The time comes when we realize
that the ducks will never be in a row.
It is the nature of ducks to fly about.
The house will never be perfectly clean.
It is the nature of a house to accommodate clutter.
The project will never be done just right.
It is the nature of projects to evolve into other projects.
The future will never be perfectly secure.
It is the nature of life to be unpredictable.
Sit still and watch for a moment.
Perfection will be built
from all that is imperfect.
— Chapter 45 of The Sage’s Tao Te Ching
Comments by William Martin
Perfectionism is in reality, of course, the pursuit of imperfection. Our conditioned mind never rests in its scrutiny of our actions, thoughts, and feelings; measuring them against some ever-elusive standard which is never reached. This process assures that this constellation of mental habits always has something to keep it occupied. In the meantime, we are never truly and completely at rest. This is tragic, for the quality of the Tao within us is always at rest, always content, even in the midst of energetic action. It never compares Itself with some external standard for It is All There Is. There is nothing to which to compare It.
Are you a perfectionist? (imperfectionist) Where does your conditioned mind get the standards it uses to keep you always on this search?

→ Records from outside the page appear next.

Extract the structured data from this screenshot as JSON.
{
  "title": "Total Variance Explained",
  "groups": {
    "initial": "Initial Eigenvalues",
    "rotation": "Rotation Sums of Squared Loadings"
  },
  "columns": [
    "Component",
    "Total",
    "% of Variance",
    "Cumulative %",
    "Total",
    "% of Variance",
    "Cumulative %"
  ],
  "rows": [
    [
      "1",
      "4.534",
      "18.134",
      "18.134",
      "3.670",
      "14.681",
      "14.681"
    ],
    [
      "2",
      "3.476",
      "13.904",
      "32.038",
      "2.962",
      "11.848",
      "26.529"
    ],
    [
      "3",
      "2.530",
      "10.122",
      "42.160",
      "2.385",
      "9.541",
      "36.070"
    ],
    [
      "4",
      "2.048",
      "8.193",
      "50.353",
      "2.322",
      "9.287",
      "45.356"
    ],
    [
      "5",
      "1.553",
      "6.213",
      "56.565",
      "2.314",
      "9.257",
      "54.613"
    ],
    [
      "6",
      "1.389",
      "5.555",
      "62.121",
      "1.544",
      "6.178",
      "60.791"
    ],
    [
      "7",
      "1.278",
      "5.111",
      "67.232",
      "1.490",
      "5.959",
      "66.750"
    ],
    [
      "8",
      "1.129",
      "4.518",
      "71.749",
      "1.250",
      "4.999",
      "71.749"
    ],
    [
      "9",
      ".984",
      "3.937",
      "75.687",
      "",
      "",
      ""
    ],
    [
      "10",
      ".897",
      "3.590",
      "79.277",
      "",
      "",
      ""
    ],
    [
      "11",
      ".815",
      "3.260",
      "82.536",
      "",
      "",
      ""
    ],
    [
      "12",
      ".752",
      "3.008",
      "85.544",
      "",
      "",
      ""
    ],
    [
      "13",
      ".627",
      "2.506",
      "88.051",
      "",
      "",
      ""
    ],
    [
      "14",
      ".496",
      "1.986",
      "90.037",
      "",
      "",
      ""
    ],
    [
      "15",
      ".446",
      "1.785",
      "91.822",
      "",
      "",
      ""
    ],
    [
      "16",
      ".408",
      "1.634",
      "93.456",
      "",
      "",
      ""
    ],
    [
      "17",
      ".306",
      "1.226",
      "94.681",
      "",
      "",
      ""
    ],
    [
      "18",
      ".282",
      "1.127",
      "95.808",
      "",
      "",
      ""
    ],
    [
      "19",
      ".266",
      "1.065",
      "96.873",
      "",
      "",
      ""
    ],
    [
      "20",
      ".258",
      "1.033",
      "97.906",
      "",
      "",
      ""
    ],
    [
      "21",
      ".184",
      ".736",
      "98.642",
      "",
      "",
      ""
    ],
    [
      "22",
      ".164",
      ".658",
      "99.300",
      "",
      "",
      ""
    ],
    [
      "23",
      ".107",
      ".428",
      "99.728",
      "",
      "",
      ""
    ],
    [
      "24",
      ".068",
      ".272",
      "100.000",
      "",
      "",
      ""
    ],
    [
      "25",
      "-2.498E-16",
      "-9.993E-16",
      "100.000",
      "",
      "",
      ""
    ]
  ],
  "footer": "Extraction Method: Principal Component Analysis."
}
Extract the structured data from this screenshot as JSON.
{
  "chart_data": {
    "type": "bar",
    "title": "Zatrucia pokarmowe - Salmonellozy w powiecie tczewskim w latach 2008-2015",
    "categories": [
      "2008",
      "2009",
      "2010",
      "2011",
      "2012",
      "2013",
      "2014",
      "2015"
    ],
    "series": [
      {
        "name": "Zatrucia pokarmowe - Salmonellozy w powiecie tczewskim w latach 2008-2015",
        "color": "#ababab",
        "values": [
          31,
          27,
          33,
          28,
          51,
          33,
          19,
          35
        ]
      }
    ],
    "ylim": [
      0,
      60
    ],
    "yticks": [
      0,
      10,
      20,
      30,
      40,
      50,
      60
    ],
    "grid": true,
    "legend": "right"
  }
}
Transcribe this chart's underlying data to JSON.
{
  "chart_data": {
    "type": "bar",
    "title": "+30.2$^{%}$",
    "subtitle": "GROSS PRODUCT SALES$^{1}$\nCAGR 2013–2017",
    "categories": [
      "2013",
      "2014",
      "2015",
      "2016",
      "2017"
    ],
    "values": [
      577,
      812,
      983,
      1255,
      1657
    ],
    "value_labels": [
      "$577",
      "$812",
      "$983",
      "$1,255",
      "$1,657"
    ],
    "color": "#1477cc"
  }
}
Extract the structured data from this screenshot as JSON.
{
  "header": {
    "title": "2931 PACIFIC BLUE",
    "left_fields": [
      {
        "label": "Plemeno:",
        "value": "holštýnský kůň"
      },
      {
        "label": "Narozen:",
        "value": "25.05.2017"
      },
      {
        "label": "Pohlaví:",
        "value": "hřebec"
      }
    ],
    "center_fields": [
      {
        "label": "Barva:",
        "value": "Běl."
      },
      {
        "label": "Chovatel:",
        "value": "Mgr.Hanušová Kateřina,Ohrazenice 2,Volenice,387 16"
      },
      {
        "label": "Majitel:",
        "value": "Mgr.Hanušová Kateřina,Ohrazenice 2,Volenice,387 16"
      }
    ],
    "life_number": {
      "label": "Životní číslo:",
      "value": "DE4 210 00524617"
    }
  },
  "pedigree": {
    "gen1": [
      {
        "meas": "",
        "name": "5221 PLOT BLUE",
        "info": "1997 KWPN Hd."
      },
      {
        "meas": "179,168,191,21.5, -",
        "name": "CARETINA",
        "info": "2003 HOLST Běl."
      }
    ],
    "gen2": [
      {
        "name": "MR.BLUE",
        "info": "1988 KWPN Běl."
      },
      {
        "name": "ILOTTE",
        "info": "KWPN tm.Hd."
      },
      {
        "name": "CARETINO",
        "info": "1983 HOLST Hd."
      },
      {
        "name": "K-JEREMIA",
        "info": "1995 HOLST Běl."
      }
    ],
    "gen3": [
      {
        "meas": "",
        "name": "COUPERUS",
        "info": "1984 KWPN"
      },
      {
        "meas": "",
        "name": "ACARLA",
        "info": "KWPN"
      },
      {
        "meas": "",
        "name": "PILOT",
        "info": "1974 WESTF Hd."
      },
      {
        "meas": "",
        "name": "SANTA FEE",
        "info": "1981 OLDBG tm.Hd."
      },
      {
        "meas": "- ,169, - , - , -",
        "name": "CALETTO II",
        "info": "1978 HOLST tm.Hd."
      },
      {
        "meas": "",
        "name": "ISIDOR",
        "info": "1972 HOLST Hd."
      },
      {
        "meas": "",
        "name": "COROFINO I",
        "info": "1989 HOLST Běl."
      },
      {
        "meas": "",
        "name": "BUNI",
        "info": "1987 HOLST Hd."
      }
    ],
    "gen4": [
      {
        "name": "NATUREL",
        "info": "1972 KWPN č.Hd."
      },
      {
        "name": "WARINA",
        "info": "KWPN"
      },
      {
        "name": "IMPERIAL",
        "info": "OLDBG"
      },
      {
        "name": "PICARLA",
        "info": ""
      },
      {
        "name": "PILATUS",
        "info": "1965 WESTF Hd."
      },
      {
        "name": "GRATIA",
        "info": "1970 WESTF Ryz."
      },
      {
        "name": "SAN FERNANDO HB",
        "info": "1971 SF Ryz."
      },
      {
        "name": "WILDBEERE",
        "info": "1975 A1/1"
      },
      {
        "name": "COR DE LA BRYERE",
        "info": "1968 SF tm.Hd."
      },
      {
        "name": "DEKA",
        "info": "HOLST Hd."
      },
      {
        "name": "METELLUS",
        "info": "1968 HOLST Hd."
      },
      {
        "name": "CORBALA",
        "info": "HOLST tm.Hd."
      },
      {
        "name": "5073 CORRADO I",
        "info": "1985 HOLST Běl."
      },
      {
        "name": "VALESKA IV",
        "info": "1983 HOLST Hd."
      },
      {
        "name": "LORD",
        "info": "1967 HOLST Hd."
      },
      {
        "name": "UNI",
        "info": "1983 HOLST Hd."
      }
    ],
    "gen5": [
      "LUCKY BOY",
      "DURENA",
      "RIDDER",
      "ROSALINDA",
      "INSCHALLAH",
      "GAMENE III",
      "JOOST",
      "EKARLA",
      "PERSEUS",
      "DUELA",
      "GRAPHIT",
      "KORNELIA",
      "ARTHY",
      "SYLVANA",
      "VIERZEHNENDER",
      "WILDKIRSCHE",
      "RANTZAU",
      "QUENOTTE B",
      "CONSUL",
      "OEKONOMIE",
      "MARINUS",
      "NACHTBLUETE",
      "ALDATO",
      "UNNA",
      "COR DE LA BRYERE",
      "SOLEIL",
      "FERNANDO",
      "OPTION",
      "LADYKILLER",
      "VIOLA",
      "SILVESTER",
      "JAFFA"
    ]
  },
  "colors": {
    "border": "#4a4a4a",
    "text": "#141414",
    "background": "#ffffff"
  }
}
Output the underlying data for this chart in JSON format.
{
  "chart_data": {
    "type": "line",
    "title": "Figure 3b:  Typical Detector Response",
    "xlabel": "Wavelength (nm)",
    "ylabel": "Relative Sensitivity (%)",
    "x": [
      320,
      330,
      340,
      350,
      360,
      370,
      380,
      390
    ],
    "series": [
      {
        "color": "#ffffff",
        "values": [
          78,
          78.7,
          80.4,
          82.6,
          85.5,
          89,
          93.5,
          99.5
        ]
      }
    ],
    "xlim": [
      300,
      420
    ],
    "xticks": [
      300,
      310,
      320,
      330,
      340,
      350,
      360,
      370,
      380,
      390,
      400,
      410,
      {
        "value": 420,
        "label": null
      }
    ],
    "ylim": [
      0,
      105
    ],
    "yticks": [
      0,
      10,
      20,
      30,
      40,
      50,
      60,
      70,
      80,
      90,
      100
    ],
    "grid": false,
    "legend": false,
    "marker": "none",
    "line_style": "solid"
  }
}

What would it be like to spend the day doing nothing? You have an internal list, I would bet, of the things you should do today and the kind of person you should be today. Consider dropping it all for just a day. Do nothing that your conditioned mind suggests. Instead eat what you want when you want. Watch movies if you want. Work in the garden if you want. Go shopping for something frivolous if you want. Don’t worry. You can pick up the “to do” list tomorrow. The world won’t end if you experiment with ignoring this inner voice that you are in the habit of believing without question.